Snow reaches my thighs and I
can only revel so long in my victory
before I glance left
at the driveway.
The snow plow
didn't disappoint. Dig my way down,
through compacted snow and ice and gravel
hoping the shovel doesn't break – until
there's a space big enough to push through
and attack the thinner layer of pristine snow and ice
leading to the garage door. It breaks easy and I
move in a rectangle pattern
because it makes me feel like
it's disappearing faster, so that I
can feel like I'm winning
in spite of the forecast I'm
pushing out of my mind that calls
for more snow the day after tomorrow.
Don't look up, I tell myself
til it's done.
One last giant pile
tall as my waist and that
only so she can get the car out
when she leaves for work
in a few hours.

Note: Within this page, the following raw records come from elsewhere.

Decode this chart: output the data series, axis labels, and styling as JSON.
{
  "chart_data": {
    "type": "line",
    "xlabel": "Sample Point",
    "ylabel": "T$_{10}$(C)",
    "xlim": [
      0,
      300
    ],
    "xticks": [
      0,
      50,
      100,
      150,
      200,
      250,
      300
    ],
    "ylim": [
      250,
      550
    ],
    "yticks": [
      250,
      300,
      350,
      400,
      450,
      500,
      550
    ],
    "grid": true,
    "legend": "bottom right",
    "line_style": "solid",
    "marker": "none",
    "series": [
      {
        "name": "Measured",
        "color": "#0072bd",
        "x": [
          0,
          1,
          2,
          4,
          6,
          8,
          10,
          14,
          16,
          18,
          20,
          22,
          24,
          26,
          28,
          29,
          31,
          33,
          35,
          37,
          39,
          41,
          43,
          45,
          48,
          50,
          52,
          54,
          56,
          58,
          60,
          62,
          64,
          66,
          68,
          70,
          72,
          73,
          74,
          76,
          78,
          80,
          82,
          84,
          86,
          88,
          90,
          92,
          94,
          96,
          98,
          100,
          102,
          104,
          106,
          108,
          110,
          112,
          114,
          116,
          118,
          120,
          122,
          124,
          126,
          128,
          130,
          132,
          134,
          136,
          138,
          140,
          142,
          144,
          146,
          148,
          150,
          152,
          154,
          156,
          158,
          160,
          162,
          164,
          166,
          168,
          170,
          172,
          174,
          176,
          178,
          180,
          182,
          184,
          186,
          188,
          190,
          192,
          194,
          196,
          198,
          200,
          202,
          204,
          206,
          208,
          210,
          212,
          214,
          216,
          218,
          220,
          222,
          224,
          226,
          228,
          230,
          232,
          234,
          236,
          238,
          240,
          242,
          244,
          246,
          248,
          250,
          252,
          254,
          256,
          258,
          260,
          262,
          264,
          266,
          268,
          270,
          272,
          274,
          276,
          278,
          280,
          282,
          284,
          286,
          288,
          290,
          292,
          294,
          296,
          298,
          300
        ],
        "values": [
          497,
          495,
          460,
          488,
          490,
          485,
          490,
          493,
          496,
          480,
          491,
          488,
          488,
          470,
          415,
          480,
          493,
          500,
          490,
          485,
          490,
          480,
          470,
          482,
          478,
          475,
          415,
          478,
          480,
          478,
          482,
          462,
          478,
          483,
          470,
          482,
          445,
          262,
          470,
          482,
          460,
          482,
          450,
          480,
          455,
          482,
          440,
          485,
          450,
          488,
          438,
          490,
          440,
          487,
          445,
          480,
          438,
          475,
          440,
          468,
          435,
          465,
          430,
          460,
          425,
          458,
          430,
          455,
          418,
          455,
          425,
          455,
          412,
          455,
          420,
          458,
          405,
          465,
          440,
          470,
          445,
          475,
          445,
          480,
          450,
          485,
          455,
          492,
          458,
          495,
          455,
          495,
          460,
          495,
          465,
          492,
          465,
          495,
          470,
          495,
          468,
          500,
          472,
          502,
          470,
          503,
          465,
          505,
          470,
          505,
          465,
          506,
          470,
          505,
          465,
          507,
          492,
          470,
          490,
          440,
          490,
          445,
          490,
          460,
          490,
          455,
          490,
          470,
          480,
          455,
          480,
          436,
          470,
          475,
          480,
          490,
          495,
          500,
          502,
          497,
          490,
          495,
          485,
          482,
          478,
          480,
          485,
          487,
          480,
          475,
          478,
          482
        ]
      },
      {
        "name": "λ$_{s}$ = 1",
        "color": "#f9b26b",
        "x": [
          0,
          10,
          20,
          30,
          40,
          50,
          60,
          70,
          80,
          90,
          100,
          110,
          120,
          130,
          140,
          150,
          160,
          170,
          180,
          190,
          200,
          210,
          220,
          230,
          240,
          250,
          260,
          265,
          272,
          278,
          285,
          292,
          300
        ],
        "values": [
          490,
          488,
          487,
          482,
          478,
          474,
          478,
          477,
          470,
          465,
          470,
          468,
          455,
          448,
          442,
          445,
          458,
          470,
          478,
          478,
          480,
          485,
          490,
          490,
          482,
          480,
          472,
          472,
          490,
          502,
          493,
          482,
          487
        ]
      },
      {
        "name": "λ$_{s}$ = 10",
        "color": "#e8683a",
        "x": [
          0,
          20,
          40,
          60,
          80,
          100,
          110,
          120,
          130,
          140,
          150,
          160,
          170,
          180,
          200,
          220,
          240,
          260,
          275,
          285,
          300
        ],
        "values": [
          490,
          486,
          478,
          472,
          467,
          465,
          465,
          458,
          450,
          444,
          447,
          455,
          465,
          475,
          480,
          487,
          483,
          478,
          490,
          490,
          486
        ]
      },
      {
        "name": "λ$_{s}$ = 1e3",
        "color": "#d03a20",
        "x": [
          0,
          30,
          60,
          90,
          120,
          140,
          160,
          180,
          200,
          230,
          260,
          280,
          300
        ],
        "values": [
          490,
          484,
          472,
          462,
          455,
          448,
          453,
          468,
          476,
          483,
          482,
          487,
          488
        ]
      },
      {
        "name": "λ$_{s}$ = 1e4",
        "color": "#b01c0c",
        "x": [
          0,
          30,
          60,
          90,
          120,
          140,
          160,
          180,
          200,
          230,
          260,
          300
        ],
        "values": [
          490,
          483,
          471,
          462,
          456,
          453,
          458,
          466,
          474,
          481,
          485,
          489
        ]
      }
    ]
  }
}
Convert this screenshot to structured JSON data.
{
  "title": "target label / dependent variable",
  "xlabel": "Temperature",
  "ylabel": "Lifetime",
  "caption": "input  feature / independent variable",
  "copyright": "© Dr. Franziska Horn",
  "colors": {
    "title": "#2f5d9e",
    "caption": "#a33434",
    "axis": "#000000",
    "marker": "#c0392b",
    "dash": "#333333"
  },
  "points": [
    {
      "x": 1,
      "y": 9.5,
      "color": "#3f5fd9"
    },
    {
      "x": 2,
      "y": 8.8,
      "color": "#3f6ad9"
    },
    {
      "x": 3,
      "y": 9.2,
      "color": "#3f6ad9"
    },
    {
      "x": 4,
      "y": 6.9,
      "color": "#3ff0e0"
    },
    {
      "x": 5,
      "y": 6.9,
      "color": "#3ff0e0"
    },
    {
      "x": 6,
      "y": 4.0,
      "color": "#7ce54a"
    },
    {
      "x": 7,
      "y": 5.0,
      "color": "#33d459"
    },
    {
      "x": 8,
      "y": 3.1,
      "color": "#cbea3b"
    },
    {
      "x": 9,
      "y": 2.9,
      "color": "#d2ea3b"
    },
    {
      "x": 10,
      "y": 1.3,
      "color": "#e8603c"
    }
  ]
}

Think about
the spaghetti dinner she cooked last night,
how it was heavy and warm in my belly
even though my hands and feet were cold
in spite of the heat. Dig my way down and
make my way through. Check my work
and allow myself a futile sense
Perch the garbage
atop the pile of snow. I know
the garbage men will throw
the recycling bin in the middle of the yard
to make me trudge through the snow
to retrieve it. Try not to think about it,
I tell myself.
Go back inside.
My hands and feet are warm. Strip
off cold sweaty clothes like I learned
from T.J. down in New Orleans
who warned me that a damp t-shirt
would kill me whether I was sleeping
on a park bench or soft bed.
That's how the elements finally kill you,
he said. They wait until you get sloppy.